The book that, above all else, illustrates a Holocaust victim's undying faith in the goodness of humanity, was banned by the Alabama State Textbook Committee in 1983 for being "a real downer."

So I'm thinking they read the book, then flipped through the few blank pages at the end, hoping to find the chapter where Superman swoops in, defeats the Nazis and spins the Earth backwards to make the Holocaust never happen... and when that never happens, I mean, not even Aquaman shows up, they decided the book was just too sad.

9. "Brave New World" by Aldous Huxley.

Like many books on this list, we've got a story about the tragedy and danger of an oppressive government that makes decisions for you, the absence of independent thought, etc., etc., etc. You knew the irony just by seeing that I'd included it.

To switch it up, I went onto Yahoo Answers to see what they thought about "Brave New World" being banned. A user simply named "E" had some arguments I had not thought of:
no why should it be banned? its pure fiction and it sounds kinda like the matrix and besides that you don't HAVE to read it so why should anyone care if its on the shelves someone wrote it to make money and they should be allowed to do that...since well the first amendment and all
It DOES kinda sound like "The Matrix"! And Aldous Huxley (d. 1963) really should be able to have it on the shelves to make money! You've done it again, Yahoo Answers.

10. The "Harry Potter" series by J.K. Rowling.

Strip away all the magic and marauders maps and Dr.
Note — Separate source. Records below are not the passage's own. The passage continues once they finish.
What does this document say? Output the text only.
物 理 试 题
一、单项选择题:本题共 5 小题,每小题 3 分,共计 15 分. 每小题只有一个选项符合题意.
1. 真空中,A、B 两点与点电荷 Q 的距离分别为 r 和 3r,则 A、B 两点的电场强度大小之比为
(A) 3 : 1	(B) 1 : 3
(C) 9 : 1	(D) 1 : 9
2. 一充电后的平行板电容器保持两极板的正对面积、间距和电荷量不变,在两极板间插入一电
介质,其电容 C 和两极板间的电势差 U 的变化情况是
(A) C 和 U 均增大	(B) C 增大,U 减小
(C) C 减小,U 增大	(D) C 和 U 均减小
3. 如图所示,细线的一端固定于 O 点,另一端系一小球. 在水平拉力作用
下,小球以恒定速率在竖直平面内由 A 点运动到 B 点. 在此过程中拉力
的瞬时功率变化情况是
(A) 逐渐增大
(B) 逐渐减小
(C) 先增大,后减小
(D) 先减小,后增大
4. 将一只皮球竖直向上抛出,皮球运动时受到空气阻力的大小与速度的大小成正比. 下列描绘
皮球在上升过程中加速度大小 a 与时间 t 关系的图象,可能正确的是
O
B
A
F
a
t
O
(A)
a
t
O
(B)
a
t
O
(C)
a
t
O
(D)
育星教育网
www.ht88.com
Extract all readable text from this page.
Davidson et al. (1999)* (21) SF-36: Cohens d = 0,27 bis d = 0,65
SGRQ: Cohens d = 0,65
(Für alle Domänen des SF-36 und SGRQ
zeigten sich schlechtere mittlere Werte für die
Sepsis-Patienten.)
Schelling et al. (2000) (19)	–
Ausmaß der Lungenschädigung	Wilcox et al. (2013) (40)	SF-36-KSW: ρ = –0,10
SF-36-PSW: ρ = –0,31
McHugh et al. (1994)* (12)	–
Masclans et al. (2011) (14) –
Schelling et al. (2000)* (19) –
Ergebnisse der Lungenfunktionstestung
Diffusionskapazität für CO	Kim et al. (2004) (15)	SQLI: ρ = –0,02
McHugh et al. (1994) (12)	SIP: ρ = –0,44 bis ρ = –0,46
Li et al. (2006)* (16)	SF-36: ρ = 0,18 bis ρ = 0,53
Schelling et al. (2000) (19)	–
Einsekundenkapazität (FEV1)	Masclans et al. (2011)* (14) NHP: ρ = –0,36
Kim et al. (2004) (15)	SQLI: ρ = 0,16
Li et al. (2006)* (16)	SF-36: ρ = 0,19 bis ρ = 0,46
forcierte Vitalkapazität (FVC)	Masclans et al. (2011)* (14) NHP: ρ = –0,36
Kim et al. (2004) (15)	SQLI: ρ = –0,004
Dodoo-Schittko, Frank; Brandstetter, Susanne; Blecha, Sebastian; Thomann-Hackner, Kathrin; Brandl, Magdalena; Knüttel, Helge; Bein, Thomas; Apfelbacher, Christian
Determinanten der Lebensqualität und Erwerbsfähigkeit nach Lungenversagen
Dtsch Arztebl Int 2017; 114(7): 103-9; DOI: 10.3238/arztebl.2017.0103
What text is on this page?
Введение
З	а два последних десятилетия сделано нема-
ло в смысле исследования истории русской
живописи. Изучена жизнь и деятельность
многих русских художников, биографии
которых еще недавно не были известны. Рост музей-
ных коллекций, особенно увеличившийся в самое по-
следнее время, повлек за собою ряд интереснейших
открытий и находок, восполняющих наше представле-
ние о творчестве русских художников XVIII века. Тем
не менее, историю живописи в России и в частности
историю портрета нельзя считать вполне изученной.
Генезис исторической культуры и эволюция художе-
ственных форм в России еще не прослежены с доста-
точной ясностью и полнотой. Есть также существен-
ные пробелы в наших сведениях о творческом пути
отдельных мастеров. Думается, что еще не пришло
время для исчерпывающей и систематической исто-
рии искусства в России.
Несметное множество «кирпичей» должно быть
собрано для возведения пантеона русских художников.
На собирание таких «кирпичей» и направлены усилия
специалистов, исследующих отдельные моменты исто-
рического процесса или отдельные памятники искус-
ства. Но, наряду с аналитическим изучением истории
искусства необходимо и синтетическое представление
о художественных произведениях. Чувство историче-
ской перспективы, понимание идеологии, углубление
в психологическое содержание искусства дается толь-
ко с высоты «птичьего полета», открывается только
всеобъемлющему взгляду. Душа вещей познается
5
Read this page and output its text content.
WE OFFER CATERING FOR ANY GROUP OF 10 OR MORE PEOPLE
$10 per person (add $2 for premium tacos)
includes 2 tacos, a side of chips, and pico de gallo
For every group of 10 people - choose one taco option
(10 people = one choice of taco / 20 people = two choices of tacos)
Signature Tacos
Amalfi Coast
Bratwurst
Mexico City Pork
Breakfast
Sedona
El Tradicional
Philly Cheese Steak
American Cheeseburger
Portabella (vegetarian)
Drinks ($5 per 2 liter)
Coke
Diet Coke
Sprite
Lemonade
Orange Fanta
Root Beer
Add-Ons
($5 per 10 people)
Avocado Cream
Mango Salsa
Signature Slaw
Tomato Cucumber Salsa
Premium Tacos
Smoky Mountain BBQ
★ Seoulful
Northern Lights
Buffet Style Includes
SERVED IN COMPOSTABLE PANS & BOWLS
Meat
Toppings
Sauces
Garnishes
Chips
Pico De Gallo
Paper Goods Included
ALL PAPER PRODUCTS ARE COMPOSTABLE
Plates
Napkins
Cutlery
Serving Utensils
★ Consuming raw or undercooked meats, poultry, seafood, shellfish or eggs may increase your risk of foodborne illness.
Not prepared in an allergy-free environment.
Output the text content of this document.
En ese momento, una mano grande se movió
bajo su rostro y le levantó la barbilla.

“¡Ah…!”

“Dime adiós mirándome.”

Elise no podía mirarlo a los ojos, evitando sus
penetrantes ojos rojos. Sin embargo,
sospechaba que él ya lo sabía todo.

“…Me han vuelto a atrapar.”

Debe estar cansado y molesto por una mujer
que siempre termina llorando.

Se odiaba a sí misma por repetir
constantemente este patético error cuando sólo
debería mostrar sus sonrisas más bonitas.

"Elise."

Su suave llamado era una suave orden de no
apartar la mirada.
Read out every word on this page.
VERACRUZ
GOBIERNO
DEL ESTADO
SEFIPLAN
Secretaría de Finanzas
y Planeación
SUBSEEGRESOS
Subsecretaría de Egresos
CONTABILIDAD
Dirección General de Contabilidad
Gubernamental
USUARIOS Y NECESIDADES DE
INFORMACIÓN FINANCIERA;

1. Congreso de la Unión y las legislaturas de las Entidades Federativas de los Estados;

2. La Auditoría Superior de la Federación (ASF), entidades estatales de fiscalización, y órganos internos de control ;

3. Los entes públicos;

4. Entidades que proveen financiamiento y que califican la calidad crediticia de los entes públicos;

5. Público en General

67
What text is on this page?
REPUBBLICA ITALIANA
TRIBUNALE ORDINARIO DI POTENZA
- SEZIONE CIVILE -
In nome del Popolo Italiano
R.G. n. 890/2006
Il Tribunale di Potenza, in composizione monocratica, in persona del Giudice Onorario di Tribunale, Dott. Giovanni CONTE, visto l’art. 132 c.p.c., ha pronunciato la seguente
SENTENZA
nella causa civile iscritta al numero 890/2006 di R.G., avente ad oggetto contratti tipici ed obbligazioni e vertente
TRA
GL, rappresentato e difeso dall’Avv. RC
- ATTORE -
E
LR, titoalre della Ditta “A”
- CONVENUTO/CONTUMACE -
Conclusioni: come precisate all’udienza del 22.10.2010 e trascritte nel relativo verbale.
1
Seuss beasts and gay wizard crushes and, ultimately, the series boils down to the message that love, understanding and tolerance are the most important things in the world.

I know this because J.K. Rowling got lazier and lazier through the series, to the point where, in book seven, she was unabashedly dumping in chapters of exposition (where someone could deus ex machina right into the past through a memory string or some shit). Using that, she explicitly TOLD us that's the case.

And the "Harry Potter" books fit this list -- religious watchdog groups have fought aggressively to ban a book about tolerance, respect and love because the main character happens to have magical powers (like being able to apparate or make things levitate or turn water into wine).

I also find it fitting that people have worked tirelessly to ban the one book that made an entire generation of kids want to read books. "Harry Potter" did more for literacy than Hooked on Phonics and Pizza Hut's Book It combined.

11. "To Kill a Mockingbird" by Harper Lee.

Like "Huck Finn", another of the greatest anti-racism books of all time is often banned for its n-bombs. (And again, as in "Huck Finn", it's used to paint an accurate picture of the period.)

It's been banned across the country for using "racial slurs"... for "promoting white supremacy"... and almost (in New Jersey) because a parent thought the way "blacks are treated by members of [the] white community in Alabama would upset black children."

Of course, all those arguments are ridiculous -- never, ever has a book made it so clear who the good guys are and who the bad guys are. Atticus Finch might as well have been named Joe Heroman and Tom Robinson named Innocent McFalselyaccusedblackguy.